Cappelli’s energy and good intentions may have never come to Prince Rupert if it wasn’t for striking a seemingly innocent conversation with a man at a taco stand in Puerto Vallarta. At the time she worked at a vegetarian restaurant and often passed the food stand by the bus stop. She asked the man about his Japanese kanji tattoos and what they meant, then invited him to visit the restaurant.
The next day he tried to find her, but it was a holiday and she wasn’t at work. When she passed the taco stand the following day, the owner of the stand told her that the man had been looking for her. Steve, who was from Vernon and is now her husband, started visiting the restaurant. The two kept in touch, eventually getting married. They moved to Cabo San Lucas where they had their daughter Sienna.
City life, shopping centres and traffic, became less appealing to the young family and they decided to move to Canada. Cappelli had been to B.C. twice before, but never to Prince Rupert, where her husband had a couple family members. On paper, the northern city looked like a good place to be.
“There is one thing of everything. All the sports that you can have for kids and then you have a couple good schools,” she said. “I don’t mind the rain. I like the short winters. Everything is close by.”
When they arrived, Cappelli dived straight into volunteering rather than sitting idle while she waited for her immigration papers to go through.
But her one and only ask was that if she volunteered her daughter had to be allowed to be at her side.
“Every volunteering that I do they have to be okay with me having my daughter with me because she was a toddler by the time I came here, so she will always go with me as well,” she said.
The Friendship House Association was the first place they volunteered at. She assisted with a First Nations arts and crafts program. She also had the opportunity to learn indigenous art, which she said gave her an appreciation of the culture.
“Being close to the culture and understanding the culture of whatever place I go is part of my interest. It’s just because it’s part of me,” she said.
Her own multicultural background is diverse. Cappelli was born in Mexico, her mother’s family is from Spain, her father is from Italy and her husband is Japanese-Canadian.
Naturally, she got involved in the North Coast Immigrant and Multicultural Services Society by participating in events and now she’s on the board.
The busy volunteer is a self-described introvert but a trained extrovert, mostly due to her involvement in the Prince Rupert Toastmasters Club. She tried the program in high school but didn’t follow through. With more time on her hands, and hoping to improve her English, she joined Toastmasters and even managed the club’s public relations.

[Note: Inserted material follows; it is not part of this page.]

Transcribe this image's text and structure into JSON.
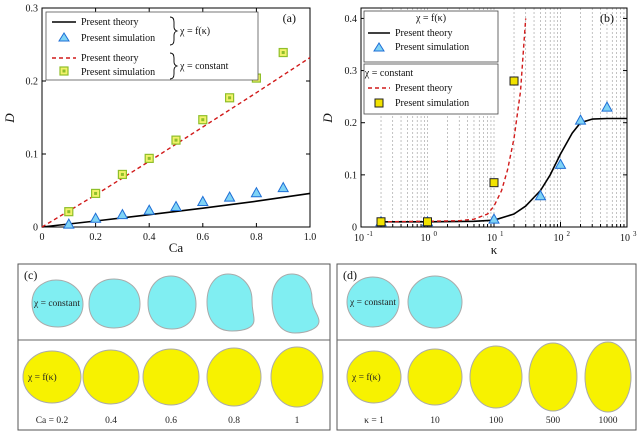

Steadily, her confidence has grown with each speech and event that she emcees. She’s co-emceed the Kaien Fusion of Fashion, Culture and Dance the past two years.
“You just have to take a chance and you have to do it because if you never do it you’ll never get the confidence. It’s an intangible thing. But you have to practice it and do it,” she said.
This year, she officially became a Canadian resident, and she’s working full time with First Canada transportation service as the operations supervisor and assistant manager.
Her daughter turns five in July, and much of Cappelli’s volunteer activities now revolve around what Sienna is doing. Last year, so co-coached blastball with her husband when her daughter joined the league.
Since moving to Prince Rupert, she’s found the community supportive with endless options to volunteer, and although she’s had to scale back now that she’s working, she continues to offer help whenever she has a spare moment — and as long as her daughter can join her.